Tenía esta misma luz, el mismo aire casi empalagado de azahares exuberantes y un sol que iluminaba y se marchaba de la misma manera que declina a la hora en que estas letras se juntan. Se había terminado el presentimiento.
La espera embriagaba porque en ella no estaba el final y la consumación como una condena cierta, pero ahora, cuando el presagio dejaba de serlo para tornarse en realidad en la calle florecida de Dios y primavera, no cabía pensar en que lo que comienza en verdad no hace más que empezar a terminar.
Tenía esta misma luz que se va por el poniente y la ciudad parecía temblar como un corazón acelerado de emociones. Claro que se fue la tarde donde una cruz pasó curando soledades por la calle blanca, donde las manos rezaban entre naranjos y no entre olivos. Claro que el atardecer lento dejó un Cautivo abatido de túnica morada y otro silencioso vestido de blanco. Claro que vino la noche dorando la emoción de la Candelaria, y con la luna se abrieron otra vez, trágicas y sin embargo llenas de sentido, las puertas de las iglesias para tragarse luces, músicas, terciopelos.

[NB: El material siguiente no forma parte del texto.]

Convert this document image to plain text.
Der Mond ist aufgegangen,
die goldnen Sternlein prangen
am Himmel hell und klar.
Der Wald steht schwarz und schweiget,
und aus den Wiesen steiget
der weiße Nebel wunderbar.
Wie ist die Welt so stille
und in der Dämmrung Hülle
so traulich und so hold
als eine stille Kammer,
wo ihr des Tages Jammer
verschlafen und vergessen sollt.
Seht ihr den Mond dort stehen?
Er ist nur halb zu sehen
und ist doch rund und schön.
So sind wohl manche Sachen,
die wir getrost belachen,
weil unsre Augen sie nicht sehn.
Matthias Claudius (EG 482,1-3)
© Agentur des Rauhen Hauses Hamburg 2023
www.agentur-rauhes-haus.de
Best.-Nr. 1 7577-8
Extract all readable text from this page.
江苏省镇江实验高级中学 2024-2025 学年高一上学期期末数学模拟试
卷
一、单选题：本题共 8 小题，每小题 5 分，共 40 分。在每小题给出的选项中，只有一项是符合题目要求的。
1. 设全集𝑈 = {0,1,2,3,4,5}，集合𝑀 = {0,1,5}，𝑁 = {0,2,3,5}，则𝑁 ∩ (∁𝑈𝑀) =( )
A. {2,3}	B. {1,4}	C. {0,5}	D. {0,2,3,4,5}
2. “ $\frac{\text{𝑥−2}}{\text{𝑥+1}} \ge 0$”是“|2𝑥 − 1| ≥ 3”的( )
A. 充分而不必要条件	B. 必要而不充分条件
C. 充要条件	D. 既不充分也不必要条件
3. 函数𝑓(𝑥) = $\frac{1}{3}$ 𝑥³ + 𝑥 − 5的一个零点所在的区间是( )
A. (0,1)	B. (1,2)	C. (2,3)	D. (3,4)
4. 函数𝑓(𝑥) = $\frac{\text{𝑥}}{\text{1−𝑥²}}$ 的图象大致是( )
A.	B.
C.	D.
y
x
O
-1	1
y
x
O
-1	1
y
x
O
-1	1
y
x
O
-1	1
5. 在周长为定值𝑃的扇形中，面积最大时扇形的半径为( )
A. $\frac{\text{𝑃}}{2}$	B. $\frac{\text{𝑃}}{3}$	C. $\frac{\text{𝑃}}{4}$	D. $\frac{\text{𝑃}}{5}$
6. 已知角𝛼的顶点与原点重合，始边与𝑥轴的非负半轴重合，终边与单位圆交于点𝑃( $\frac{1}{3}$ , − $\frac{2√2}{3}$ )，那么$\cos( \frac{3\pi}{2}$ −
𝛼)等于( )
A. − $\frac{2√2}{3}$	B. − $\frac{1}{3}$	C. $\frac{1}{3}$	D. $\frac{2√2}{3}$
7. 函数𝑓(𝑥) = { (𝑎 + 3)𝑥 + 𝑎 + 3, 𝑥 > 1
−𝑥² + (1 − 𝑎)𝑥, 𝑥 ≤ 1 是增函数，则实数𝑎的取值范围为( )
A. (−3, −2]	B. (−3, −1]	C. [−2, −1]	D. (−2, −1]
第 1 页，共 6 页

Tenía el día esta misma luz y por los caprichos de la luna todavía faltan casi veinte anocheceres, siempre inocentes como un sueño de noche de Reyes, para que el paso vuelva majestuoso al mar de la multitud, para que se haga carnal el recuerdo idealizado donde ni los aplausos estorban demasiado ni puede sonar otra cosa que “Sangre en tus clavos”.